State v. Alan C. Campbell, 2002 WI App 20, PFR filed 1/16/02
For Campbell: Alexander D. Cossi
Issue: Whether Campbell’s conviction for forgery in another state is regarded as a felony for purposes of felon in possession, § 941.29.
¶6. We agree with Campbell that the Ohio forgery statute is broader than Wisconsin’s, and that looking solely at the language of the Ohio statute would be insufficient to prove that Campbell was guilty of possessing a firearm as a felon. However, we are not limited to considering the language of the statute.
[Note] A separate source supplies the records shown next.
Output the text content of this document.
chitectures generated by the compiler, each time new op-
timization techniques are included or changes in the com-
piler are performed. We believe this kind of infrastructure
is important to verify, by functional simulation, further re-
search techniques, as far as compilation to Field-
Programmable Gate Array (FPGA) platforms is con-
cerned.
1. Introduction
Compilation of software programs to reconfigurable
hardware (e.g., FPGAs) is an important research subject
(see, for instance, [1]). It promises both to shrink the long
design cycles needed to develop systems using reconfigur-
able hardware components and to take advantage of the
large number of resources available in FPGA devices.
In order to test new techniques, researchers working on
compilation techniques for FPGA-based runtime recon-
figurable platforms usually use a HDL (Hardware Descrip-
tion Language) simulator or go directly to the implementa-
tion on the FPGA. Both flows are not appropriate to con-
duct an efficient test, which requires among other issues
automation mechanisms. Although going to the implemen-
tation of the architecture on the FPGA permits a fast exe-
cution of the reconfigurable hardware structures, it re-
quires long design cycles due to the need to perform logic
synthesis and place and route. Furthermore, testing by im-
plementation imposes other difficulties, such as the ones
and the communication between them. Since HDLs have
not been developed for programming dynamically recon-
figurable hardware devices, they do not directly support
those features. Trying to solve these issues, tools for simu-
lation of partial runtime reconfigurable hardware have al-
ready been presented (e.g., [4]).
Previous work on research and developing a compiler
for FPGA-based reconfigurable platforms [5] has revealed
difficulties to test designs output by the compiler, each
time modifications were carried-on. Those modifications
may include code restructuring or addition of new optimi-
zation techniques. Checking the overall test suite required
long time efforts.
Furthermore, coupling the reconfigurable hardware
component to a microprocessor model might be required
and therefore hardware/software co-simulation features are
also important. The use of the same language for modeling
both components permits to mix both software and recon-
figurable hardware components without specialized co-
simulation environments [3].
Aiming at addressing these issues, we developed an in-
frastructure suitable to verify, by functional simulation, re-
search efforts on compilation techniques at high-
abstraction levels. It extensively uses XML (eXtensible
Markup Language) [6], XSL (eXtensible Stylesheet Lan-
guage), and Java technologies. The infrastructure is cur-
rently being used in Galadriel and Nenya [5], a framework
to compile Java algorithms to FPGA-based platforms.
¶7. Rather, we agree with the State that the circuit court was entitled to look at the underlying conduct of Campbell’s conviction. The term ‘crime’ is defined in Wis. Stat. § 939.12 as ‘conduct which is prohibited by state law and punishable by fine or imprisonment or both.’ (Emphasis added.) Further, Wis. Stat. § 939.22(6), provides that the meaning of ‘crime’ in § 939.12, is applicable to chapters 939 through 948 of the Wisconsin Statutes. Therefore, in determining whether Campbell violated Wis. Stat. § 941.29(2), the circuit court properly considered Campbell’s conduct that led to his conviction in Ohio.
And, the facts as set forth in the Ohio charge showed that the conduct would have been a felony if committed in Wisconsin, ¶¶8-9. (Taylor v. United States, 495 U.S. 575 (1990), distinguished, ¶¶10-11.)
Though tangential to the summarized point, the formulation of a defense to felon-in-possession ought to take into account proof of identity, especially where the conviction is foreign; on this matter, see U.S. v. Allen, 7th Cir. No. 04-1199, 9/9/04:
The Second Circuit noted that “[t]he majority of courts to consider the question have agreed . . . that a conviction certificate in the same name as the defendant’s is insufficient to prove that the defendant had a prior conviction as an essential element of the crime charged.” Id. at 71-72, citing Weiler, 385 F.2d at 66; Gravatt, 260 F.2d at 498-99; Commonwealth v. Koney, 657 N.E.2d 210, 214-15 (Mass. 1995); Miller v. State, 573 So. 2d 405, 406 (Fla. Dist. Ct. App. 1991); State v. Garrett, 574 P.2d 639, 640 (Or. 1978). We believe that the majority view is sound. Identity of name alone does not prove the identity of a person beyond a reasonable doubt. A conviction record bearing the defendant’s name but no other identifying information is insufficient to identify the conviction as the defendant’s for purposes of proving felon status.